Por Leonardo
Peralta
Número
46
Para
Alí: que las tormentas no te acompañen
Todas las naciones
necesitan para existir ejes simbólicos
que representen de manera clara y precisa la
naturaleza singular del país. La heráldica
proporcionó junto a la épica los
bloques constructores de las nacionalidades alrededor
del mundo. Relatos como el Cantar de Mío
Cid, las gestas de Juana de Arco y la gesta fundacional
de México – Tenochtitlán
fueron pilares fundamentales en la génesis
de nacionalidades. En otros casos, un corpus
de tradiciones, lenguaje, creencias y lazos étnicos
tejieron identidades colectivas que con el paso
del tiempo fueron convirtiéndose en identidades
nacionales.
Con la llegada
del binomio Estado – nación en el
siglo XVI (cuando comienzan a emerger los primeros
imperios europeos), el papel de la construcción
de la nacionalidad se convierte en una prioridad,
sobre todo ante la perspectiva de crear un nuevo
espacio cultural, unido ya no sólo por
creencias religiosas o animadversiones políticas,
sino estructurado alrededor de una entidad a
la que sus miembros no sólo debían
someterse (como sucedió en los tiempos
del vasallaje medieval), sino de la que debían
formar parte como un acción consciente
y deliberada.
Un marco
de interpretación
Esta relación simbiótica entre
cultura y nacionalidad (estudiada con gran minuciosidad
en el caso mexicano por Enrique Florescano) operó
durante casi medio milenio echando mano de las
artes y en los últimos 100 años
de ciencias como la antropología y la
sociología. Las iconografías nacionales
(el Tío Sam, la imagen novocentista de
la patria mexicana, la Marianne francesa, entre
otras), así como el uso de herramientas
como la instrucción pública en
materia de cultura e identidad nacional, sirvieron
para crear identidades que se terminaron de fraguar
durante el siglo XIX con luchas en diversas regiones
del mundo (Italia, México, Japón)
por construirse como naciones y eliminar las
fuerzas centrífugas del regionalismo.
Para inicios
del siglo XX, aún con la escasez de naciones
independientes (un puñado de ellas sometían
a más de dos terceras partes de la población
humana) ya estaba trazado el camino que, junto
con la libertad política habría
de acompañar el surgimiento de más
de un centenar de naciones en el período
comprendido entre el final de la Segunda Guerra
Mundial y el derrumbe de la Unión Soviética
a inicios de la década de 1990. Sin embargo,
en el trasiego del último siglo, la idea
de la nación comenzó a cambiar
irremediablemente.
Crisis
nacionalista
Durante el pasado siglo más de un centenar
de millones de personas perdieron la vida en
guerras mundiales, de independencia o de integración
nacional. Horrores como los campos de concentración
en Europa, los genocidios patrióticos
en China y la Unión Soviética;
las carnicerías ideoleogicas de Camboya
y Ruanda, así como la destrucción
causada por bloqueos y otros tipos de confrontación
durante la Guerra Fría establecieron las
bases de un profundo cuestionamiento del significado
conceptual de nacionalidad.
Al mismo tiempo,
un fenómeno económico, social y
cultural potenciado por nuevas tecnologías
(la globalización) comenzaba a colocar
en tela de juicio la validez de establecer diferenciaciones
entre un grupo humano y otro ante un proceso
inexorable de absorción y estandarización.
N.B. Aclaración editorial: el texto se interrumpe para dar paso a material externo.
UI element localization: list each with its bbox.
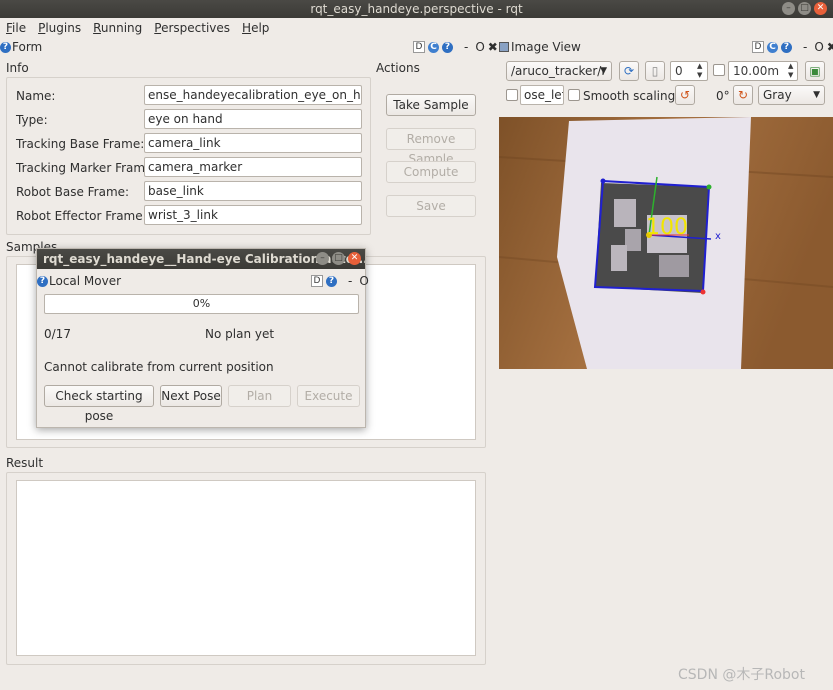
- result-text-area[interactable]: [16, 480, 476, 656]
- watermark-text: CSDN @木子Robot: [678, 667, 805, 683]
- tracking-marker-frame-label: Tracking Marker Frame:: [16, 161, 157, 175]
- axis-x-mark: x: [715, 231, 721, 242]
- help-icon[interactable]: ?: [781, 41, 792, 53]
- minimize-window-button[interactable]: –: [782, 2, 795, 15]
- help-icon[interactable]: ?: [326, 275, 337, 287]
- close-window-button[interactable]: ✕: [814, 2, 827, 15]
- rotate-left-icon[interactable]: ↺: [675, 85, 695, 105]
- camera-image[interactable]: 100 x: [499, 117, 833, 369]
- topic-value: /aruco_tracker/r: [511, 64, 607, 78]
- robot-effector-frame-field[interactable]: wrist_3_link: [144, 205, 362, 225]
- reload-icon[interactable]: C: [428, 41, 439, 53]
- help-icon[interactable]: ?: [0, 41, 11, 53]
- next-pose-button[interactable]: Next Pose: [160, 385, 222, 407]
- tracking-base-frame-label: Tracking Base Frame:: [16, 137, 145, 151]
- window-title: rqt_easy_handeye.perspective - rqt: [310, 2, 523, 16]
- menu-perspectives[interactable]: Perspectives: [148, 18, 236, 38]
- minimize-dock-button[interactable]: -: [464, 40, 468, 54]
- robot-base-frame-field[interactable]: base_link: [144, 181, 362, 201]
- dock-d-button[interactable]: D: [413, 41, 425, 53]
- take-sample-button[interactable]: Take Sample: [386, 94, 476, 116]
- window-controls: – □ ✕: [782, 2, 827, 15]
- menu-plugins[interactable]: Plugins: [32, 18, 87, 38]
- calibration-message: Cannot calibrate from current position: [44, 360, 274, 374]
- reload-icon[interactable]: C: [767, 41, 778, 53]
- maximize-window-button[interactable]: □: [798, 2, 811, 15]
- menu-help[interactable]: Help: [236, 18, 275, 38]
- execute-button[interactable]: Execute: [297, 385, 360, 407]
- compute-button[interactable]: Compute: [386, 161, 476, 183]
- remove-sample-button[interactable]: Remove Sample: [386, 128, 476, 166]
- image-dock-title-bar: Image View: [499, 39, 581, 55]
- local-mover-title: Local Mover: [49, 274, 122, 288]
- actions-label: Actions: [376, 61, 420, 75]
- tracking-marker-frame-field[interactable]: camera_marker: [144, 157, 362, 177]
- min-value: 0: [675, 64, 683, 78]
- progress-bar: 0%: [44, 294, 359, 314]
- dock-d-button[interactable]: D: [752, 41, 764, 53]
- menu-running[interactable]: Running: [87, 18, 148, 38]
- close-dock-button[interactable]: ✖: [488, 40, 498, 54]
- dock-d-button[interactable]: D: [311, 275, 323, 287]
- smooth-scaling-checkbox[interactable]: [568, 89, 580, 101]
- dialog-window-controls: – □ ✕: [316, 252, 361, 265]
- image-dock-title: Image View: [511, 40, 581, 54]
- mouse-topic-field[interactable]: ose_left: [520, 85, 564, 105]
- menu-bar: File Plugins Running Perspectives Help: [0, 18, 833, 38]
- rotate-right-icon[interactable]: ↻: [733, 85, 753, 105]
- robot-effector-frame-label: Robot Effector Frame:: [16, 209, 147, 223]
- image-dock-controls: D C ? - O ✖: [752, 40, 833, 54]
- smooth-scaling-label: Smooth scaling: [583, 89, 676, 103]
- spin-arrows-icon[interactable]: ▲ ▼: [697, 62, 702, 80]
- info-label: Info: [6, 61, 29, 75]
- float-dock-button[interactable]: O: [475, 40, 484, 54]
- robot-base-frame-label: Robot Base Frame:: [16, 185, 130, 199]
- camera-frame-graphic: [499, 117, 833, 369]
- type-label: Type:: [16, 113, 48, 127]
- topic-dropdown[interactable]: /aruco_tracker/r ▼: [506, 61, 612, 81]
- publish-mouse-checkbox[interactable]: [506, 89, 518, 101]
- chevron-down-icon: ▼: [813, 90, 820, 100]
- max-range-value: 10.00m: [733, 64, 780, 78]
- color-scheme-value: Gray: [763, 88, 792, 102]
- menu-file[interactable]: File: [0, 18, 32, 38]
- progress-text: 0%: [192, 297, 211, 310]
- name-label: Name:: [16, 89, 56, 103]
- result-label: Result: [6, 456, 44, 470]
- marker-id-label: 100: [646, 215, 688, 240]
- float-dock-button[interactable]: O: [814, 40, 823, 54]
- refresh-topics-icon[interactable]: ⟳: [619, 61, 639, 81]
- maximize-dialog-button[interactable]: □: [332, 252, 345, 265]
- save-button[interactable]: Save: [386, 195, 476, 217]
- plan-button[interactable]: Plan: [228, 385, 291, 407]
- color-scheme-dropdown[interactable]: Gray ▼: [758, 85, 825, 105]
- local-mover-controls: D ? - O: [311, 274, 369, 288]
- hand-eye-dialog: rqt_easy_handeye__Hand-eye Calibration a…: [36, 248, 369, 428]
- pose-counter: 0/17: [44, 327, 71, 341]
- rotation-label: 0°: [716, 89, 730, 103]
- tracking-base-frame-field[interactable]: camera_link: [144, 133, 362, 153]
- window-title-bar: rqt_easy_handeye.perspective - rqt: [0, 0, 833, 18]
- form-dock-title: Form: [12, 40, 43, 54]
- chevron-down-icon: ▼: [600, 66, 607, 76]
- zoom-fit-icon[interactable]: ▯: [645, 61, 665, 81]
- help-icon[interactable]: ?: [442, 41, 453, 53]
- close-dock-button[interactable]: ✖: [827, 40, 833, 54]
- help-icon[interactable]: ?: [37, 275, 48, 287]
- minimize-dock-button[interactable]: -: [803, 40, 807, 54]
- minimize-dialog-button[interactable]: –: [316, 252, 329, 265]
- close-dialog-button[interactable]: ✕: [348, 252, 361, 265]
- name-field[interactable]: ense_handeyecalibration_eye_on_hand/: [144, 85, 362, 105]
- check-starting-pose-button[interactable]: Check starting pose: [44, 385, 154, 423]
- minimize-dock-button[interactable]: -: [348, 274, 352, 288]
- spin-arrows-icon[interactable]: ▲ ▼: [788, 62, 793, 80]
- save-image-icon[interactable]: ▣: [805, 61, 825, 81]
- plan-status: No plan yet: [205, 327, 275, 341]
- image-view-icon: [499, 42, 509, 52]
- float-dock-button[interactable]: O: [359, 274, 368, 288]
- type-field[interactable]: eye on hand: [144, 109, 362, 129]
- form-dock-controls: D C ? - O ✖: [413, 40, 498, 54]
- dynamic-range-checkbox[interactable]: [713, 64, 725, 76]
Finalmente, la posmodernidad trajo otro severo
cuestionamiento del pensamiento nacional: si
la etnicidad era un elemento irrelevante por
el igualitarismo cultural, luego entonces la
nacionalidad era algo que no tenía mayor
repercusión en la identidad de los individuos
más allá de ciertos razgos sociales.
Mientras tanto
México atraviesa una de las transiciones
políticas más importantes en su
historia. Transición que no sólo
involucra la esfera de lo político, sino
que afecta el propio imaginario cultural.
Mexican
madness
La nación mexicana de los últimos
tres cuartos de siglo pasó por el tamiz
del régimen posrevolucionario dirigido
por el Partido Revolucionario Institucional.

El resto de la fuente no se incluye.